Theologically the Old Covenant (what was called the present age at the time of the writing of the scriptures using that terminology) was done away with at the cross. However, as long as the temple stood in Jerusalem, the priests and the people would have gone about their “business” of religion if all of that had not been obliterated from the scene. By using the Roman army, God leveled the temple and destroyed the city of Jerusalem along with the temple geneological records thereby preventing any future continuance of the Jewish priesthood. All of this was accomplished in AD 70. This accomplished in actuality what had been theologically carried out on the cross some forty years earlier – the elimination of the Old Covenant and its replacement with the New Covenant. The New Covenant was already open and available to the people as the Old Covenant was being taken away, but it was hampered until the actual fulfillment of the destruction of the Temple and the religious systems that surrounded the Temple.

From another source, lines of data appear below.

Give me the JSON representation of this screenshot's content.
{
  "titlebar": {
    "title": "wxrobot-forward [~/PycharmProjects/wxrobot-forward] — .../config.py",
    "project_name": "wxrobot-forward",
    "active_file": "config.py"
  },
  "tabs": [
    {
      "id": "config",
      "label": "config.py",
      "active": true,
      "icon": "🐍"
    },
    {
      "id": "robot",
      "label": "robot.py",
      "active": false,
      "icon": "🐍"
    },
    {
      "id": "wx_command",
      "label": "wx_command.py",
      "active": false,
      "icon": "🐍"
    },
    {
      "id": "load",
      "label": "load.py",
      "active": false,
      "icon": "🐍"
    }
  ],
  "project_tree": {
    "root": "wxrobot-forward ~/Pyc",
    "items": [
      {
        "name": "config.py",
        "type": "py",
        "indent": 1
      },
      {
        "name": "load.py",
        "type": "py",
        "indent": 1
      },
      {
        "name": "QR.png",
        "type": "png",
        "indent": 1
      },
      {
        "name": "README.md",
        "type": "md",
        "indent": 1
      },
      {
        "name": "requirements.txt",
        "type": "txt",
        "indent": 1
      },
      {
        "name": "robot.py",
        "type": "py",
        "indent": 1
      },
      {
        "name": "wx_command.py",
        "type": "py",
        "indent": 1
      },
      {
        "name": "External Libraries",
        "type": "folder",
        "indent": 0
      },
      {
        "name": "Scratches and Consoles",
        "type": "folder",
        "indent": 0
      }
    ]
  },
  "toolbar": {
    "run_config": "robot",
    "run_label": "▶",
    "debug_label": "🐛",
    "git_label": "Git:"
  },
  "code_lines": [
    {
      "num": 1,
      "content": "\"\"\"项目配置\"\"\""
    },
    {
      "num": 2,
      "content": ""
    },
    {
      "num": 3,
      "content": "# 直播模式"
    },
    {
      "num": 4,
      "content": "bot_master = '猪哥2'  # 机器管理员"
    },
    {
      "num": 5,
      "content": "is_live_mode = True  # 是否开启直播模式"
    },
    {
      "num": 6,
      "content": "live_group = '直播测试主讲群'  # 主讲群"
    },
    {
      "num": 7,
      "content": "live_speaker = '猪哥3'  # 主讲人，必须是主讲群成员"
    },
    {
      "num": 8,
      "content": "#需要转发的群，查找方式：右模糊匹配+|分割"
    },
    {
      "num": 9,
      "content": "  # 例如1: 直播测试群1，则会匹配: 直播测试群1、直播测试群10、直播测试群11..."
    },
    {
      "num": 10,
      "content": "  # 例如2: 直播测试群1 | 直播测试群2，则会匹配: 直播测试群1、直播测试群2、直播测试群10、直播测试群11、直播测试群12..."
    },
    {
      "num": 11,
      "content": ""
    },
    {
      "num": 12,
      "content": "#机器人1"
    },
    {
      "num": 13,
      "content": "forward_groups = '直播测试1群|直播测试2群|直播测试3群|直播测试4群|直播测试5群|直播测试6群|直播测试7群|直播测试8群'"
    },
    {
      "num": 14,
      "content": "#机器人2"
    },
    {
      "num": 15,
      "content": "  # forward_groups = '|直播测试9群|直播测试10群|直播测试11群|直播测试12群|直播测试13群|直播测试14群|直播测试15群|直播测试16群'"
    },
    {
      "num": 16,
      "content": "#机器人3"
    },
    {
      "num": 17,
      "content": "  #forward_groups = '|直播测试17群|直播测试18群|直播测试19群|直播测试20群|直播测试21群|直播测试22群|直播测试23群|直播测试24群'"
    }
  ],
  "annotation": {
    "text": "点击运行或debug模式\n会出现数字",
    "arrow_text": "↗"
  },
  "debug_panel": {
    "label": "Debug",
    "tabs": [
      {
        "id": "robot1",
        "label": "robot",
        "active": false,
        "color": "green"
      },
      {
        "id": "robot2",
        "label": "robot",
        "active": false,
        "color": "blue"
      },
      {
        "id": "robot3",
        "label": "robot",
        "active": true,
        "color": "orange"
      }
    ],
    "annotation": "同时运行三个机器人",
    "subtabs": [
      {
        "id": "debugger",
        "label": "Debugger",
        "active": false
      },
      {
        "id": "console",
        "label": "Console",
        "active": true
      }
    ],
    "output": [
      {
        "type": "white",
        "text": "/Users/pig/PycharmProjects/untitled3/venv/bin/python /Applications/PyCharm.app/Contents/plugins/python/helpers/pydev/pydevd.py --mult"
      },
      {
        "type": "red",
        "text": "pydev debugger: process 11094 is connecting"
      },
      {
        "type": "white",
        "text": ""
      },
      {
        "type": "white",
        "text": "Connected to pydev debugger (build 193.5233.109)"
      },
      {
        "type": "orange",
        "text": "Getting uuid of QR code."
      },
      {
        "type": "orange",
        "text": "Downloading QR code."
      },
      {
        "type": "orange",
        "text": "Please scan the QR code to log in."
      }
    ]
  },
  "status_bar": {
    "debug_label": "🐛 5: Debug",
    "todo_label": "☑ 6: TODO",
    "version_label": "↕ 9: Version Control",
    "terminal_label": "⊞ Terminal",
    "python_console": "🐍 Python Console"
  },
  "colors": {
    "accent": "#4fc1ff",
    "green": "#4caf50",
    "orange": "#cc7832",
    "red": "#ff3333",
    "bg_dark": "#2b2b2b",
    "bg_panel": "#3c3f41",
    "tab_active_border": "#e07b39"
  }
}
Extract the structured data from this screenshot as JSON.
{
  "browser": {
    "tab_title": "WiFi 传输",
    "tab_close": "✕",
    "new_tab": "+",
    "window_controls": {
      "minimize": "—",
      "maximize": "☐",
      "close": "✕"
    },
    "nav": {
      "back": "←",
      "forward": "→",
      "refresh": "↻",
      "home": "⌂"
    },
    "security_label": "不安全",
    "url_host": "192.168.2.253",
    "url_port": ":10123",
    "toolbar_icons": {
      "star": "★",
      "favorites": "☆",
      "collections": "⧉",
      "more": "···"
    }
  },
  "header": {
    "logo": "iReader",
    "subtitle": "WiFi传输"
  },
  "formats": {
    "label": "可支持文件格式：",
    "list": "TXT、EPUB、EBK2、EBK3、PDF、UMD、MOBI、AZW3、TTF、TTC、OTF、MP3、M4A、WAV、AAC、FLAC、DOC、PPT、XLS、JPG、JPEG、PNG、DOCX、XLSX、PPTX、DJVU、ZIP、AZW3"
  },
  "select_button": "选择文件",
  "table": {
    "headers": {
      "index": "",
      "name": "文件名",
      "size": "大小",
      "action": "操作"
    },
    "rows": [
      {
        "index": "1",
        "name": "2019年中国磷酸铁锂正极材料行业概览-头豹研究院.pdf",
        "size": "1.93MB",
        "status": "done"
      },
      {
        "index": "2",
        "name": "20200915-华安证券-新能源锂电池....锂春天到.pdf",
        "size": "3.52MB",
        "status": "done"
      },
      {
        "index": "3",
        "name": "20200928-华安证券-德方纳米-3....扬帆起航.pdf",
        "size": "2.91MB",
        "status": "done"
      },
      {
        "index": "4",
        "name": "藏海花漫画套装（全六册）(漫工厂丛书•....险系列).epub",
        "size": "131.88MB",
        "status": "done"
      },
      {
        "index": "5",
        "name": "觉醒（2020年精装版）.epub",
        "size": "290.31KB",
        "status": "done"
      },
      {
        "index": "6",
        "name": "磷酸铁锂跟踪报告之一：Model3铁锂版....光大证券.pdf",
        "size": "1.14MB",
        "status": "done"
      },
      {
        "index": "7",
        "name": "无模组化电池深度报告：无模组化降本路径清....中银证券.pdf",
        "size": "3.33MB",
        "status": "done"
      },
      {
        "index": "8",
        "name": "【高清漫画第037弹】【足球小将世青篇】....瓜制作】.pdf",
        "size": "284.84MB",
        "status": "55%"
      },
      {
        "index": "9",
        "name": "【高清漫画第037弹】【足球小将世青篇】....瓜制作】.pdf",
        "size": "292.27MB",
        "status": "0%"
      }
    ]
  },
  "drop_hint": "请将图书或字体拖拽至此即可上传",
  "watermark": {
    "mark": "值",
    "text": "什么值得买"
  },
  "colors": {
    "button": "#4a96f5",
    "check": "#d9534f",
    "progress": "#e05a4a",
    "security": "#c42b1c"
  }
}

Only at and after the destruction of the Temple would the New Covenant be fully disclosed, not by further revelation, but by historical verification itself. The fall of Jerusalem and the Temple verified that the New Covenant way into the presence of God was now fully available to those who believed in Christ.

7. Hebrews 9:26


8. In the above verse, The KJV has translated the first occurrence of “world” properly (as the Greek word is “kosmos”), but has mistranslated the word “world” in its second occurrence in the verse. The proper translation for the second occurrence is “ages.” What does this verse tell you about the topic of ages?


This Learning Activity contains information that is key to your understanding of the Scriptures. Many of the points discussed in this Activity will be expanded upon in later Learning Activities.

In summary, we have found from this Learning Activity that:

A. “This present age” is the Old Covenant and ended theologically at the cross and was completed in actuality at the destruction of Jerusalem in AD 70.

B. The biblical expression “the day of the Lord” describes the coming of Christ in judgement on the city of Jerusalem (after His resurrection and ascencion) when He destroyed the Jewish system of religion by using the Roman army in AD 70.

C. “The age to come,” although spoken of as a future event in the Scriptures, was the replacement of the Old Covenant with the New Covenant. This is no longer a “future event” but a present reality in the life of the Christian today, having taken place at the cross and consummated in AD 70.

The above material is meant to be but an introduction to these biblical events and will be clarified to greater depth in later Learning Activities.